Softer Thepla StyleSofter Thepla Style
For a softer, more pliable flatbread similar to a thepla, increase the whole wheat flour to 1 cup and bajra flour to 1 cup. Add more yogurt to make a very soft dough.
Why this is on our healthy list.
Excellent for Digestion
Bajra is a rich source of insoluble fiber, which aids in digestion, prevents constipation, and promotes a healthy gut microbiome.
Gluten-Free Goodness
As a naturally gluten-free grain, bajra is an excellent and nutritious choice for individuals with celiac disease or gluten sensitivity.
Helps Manage Blood Sugar
The complex carbohydrates in pearl millet are absorbed slowly, leading to a steady release of glucose. Fenugreek leaves also have properties that help in regulating blood sugar levels, making this a diabetic-friendly dish.
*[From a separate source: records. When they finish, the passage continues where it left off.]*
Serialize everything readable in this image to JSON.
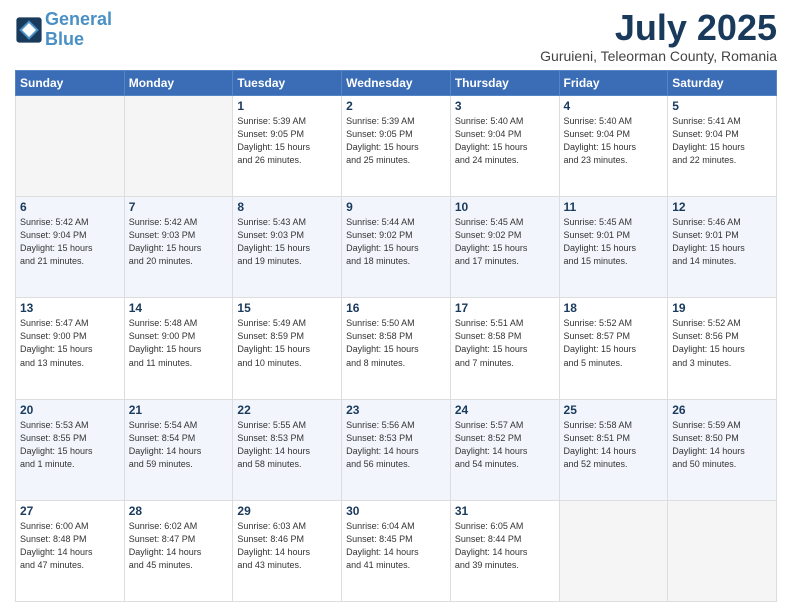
{
  "header": {
    "logo_line1": "General",
    "logo_line2": "Blue",
    "month": "July 2025",
    "location": "Guruieni, Teleorman County, Romania"
  },
  "weekdays": [
    "Sunday",
    "Monday",
    "Tuesday",
    "Wednesday",
    "Thursday",
    "Friday",
    "Saturday"
  ],
  "weeks": [
    [
      {
        "num": "",
        "info": ""
      },
      {
        "num": "",
        "info": ""
      },
      {
        "num": "1",
        "info": "Sunrise: 5:39 AM\nSunset: 9:05 PM\nDaylight: 15 hours\nand 26 minutes."
      },
      {
        "num": "2",
        "info": "Sunrise: 5:39 AM\nSunset: 9:05 PM\nDaylight: 15 hours\nand 25 minutes."
      },
      {
        "num": "3",
        "info": "Sunrise: 5:40 AM\nSunset: 9:04 PM\nDaylight: 15 hours\nand 24 minutes."
      },
      {
        "num": "4",
        "info": "Sunrise: 5:40 AM\nSunset: 9:04 PM\nDaylight: 15 hours\nand 23 minutes."
      },
      {
        "num": "5",
        "info": "Sunrise: 5:41 AM\nSunset: 9:04 PM\nDaylight: 15 hours\nand 22 minutes."
      }
    ],
    [
      {
        "num": "6",
        "info": "Sunrise: 5:42 AM\nSunset: 9:04 PM\nDaylight: 15 hours\nand 21 minutes."
      },
      {
        "num": "7",
        "info": "Sunrise: 5:42 AM\nSunset: 9:03 PM\nDaylight: 15 hours\nand 20 minutes."
      },
      {
        "num": "8",
        "info": "Sunrise: 5:43 AM\nSunset: 9:03 PM\nDaylight: 15 hours\nand 19 minutes."
      },
      {
        "num": "9",
        "info": "Sunrise: 5:44 AM\nSunset: 9:02 PM\nDaylight: 15 hours\nand 18 minutes."
      },
      {
        "num": "10",
        "info": "Sunrise: 5:45 AM\nSunset: 9:02 PM\nDaylight: 15 hours\nand 17 minutes."
      },
      {
        "num": "11",
        "info": "Sunrise: 5:45 AM\nSunset: 9:01 PM\nDaylight: 15 hours\nand 15 minutes."
      },
      {
        "num": "12",
        "info": "Sunrise: 5:46 AM\nSunset: 9:01 PM\nDaylight: 15 hours\nand 14 minutes."
      }
    ],
    [
      {
        "num": "13",
        "info": "Sunrise: 5:47 AM\nSunset: 9:00 PM\nDaylight: 15 hours\nand 13 minutes."
      },
      {
        "num": "14",
        "info": "Sunrise: 5:48 AM\nSunset: 9:00 PM\nDaylight: 15 hours\nand 11 minutes."
      },
      {
        "num": "15",
        "info": "Sunrise: 5:49 AM\nSunset: 8:59 PM\nDaylight: 15 hours\nand 10 minutes."
      },
      {
        "num": "16",
        "info": "Sunrise: 5:50 AM\nSunset: 8:58 PM\nDaylight: 15 hours\nand 8 minutes."
      },
      {
        "num": "17",
        "info": "Sunrise: 5:51 AM\nSunset: 8:58 PM\nDaylight: 15 hours\nand 7 minutes."
      },
      {
        "num": "18",
        "info": "Sunrise: 5:52 AM\nSunset: 8:57 PM\nDaylight: 15 hours\nand 5 minutes."
      },
      {
        "num": "19",
        "info": "Sunrise: 5:52 AM\nSunset: 8:56 PM\nDaylight: 15 hours\nand 3 minutes."
      }
    ],
    [
      {
        "num": "20",
        "info": "Sunrise: 5:53 AM\nSunset: 8:55 PM\nDaylight: 15 hours\nand 1 minute."
      },
      {
        "num": "21",
        "info": "Sunrise: 5:54 AM\nSunset: 8:54 PM\nDaylight: 14 hours\nand 59 minutes."
      },
      {
        "num": "22",
        "info": "Sunrise: 5:55 AM\nSunset: 8:53 PM\nDaylight: 14 hours\nand 58 minutes."
      },
      {
        "num": "23",
        "info": "Sunrise: 5:56 AM\nSunset: 8:53 PM\nDaylight: 14 hours\nand 56 minutes."
      },
      {
        "num": "24",
        "info": "Sunrise: 5:57 AM\nSunset: 8:52 PM\nDaylight: 14 hours\nand 54 minutes."
      },
      {
        "num": "25",
        "info": "Sunrise: 5:58 AM\nSunset: 8:51 PM\nDaylight: 14 hours\nand 52 minutes."
      },
      {
        "num": "26",
        "info": "Sunrise: 5:59 AM\nSunset: 8:50 PM\nDaylight: 14 hours\nand 50 minutes."
      }
    ],
    [
      {
        "num": "27",
        "info": "Sunrise: 6:00 AM\nSunset: 8:48 PM\nDaylight: 14 hours\nand 47 minutes."
      },
      {
        "num": "28",
        "info": "Sunrise: 6:02 AM\nSunset: 8:47 PM\nDaylight: 14 hours\nand 45 minutes."
      },
      {
        "num": "29",
        "info": "Sunrise: 6:03 AM\nSunset: 8:46 PM\nDaylight: 14 hours\nand 43 minutes."
      },
      {
        "num": "30",
        "info": "Sunrise: 6:04 AM\nSunset: 8:45 PM\nDaylight: 14 hours\nand 41 minutes."
      },
      {
        "num": "31",
        "info": "Sunrise: 6:05 AM\nSunset: 8:44 PM\nDaylight: 14 hours\nand 39 minutes."
      },
      {
        "num": "",
        "info": ""
      },
      {
        "num": "",
        "info": ""
      }
    ]
  ]
}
Rich in Iron and Magnesium
Fenugreek leaves are a good source of iron, which is vital for hemoglobin production, while bajra is packed with magnesium, essential for heart health and nerve function.
Frequently asked questions
Yes, it is quite healthy. Bajra (pearl millet) is a gluten-free grain rich in fiber, magnesium, and iron. Fenugreek (methi) leaves are packed with vitamins and minerals. Using minimal oil for shallow frying makes it a nutritious choice for a snack or meal.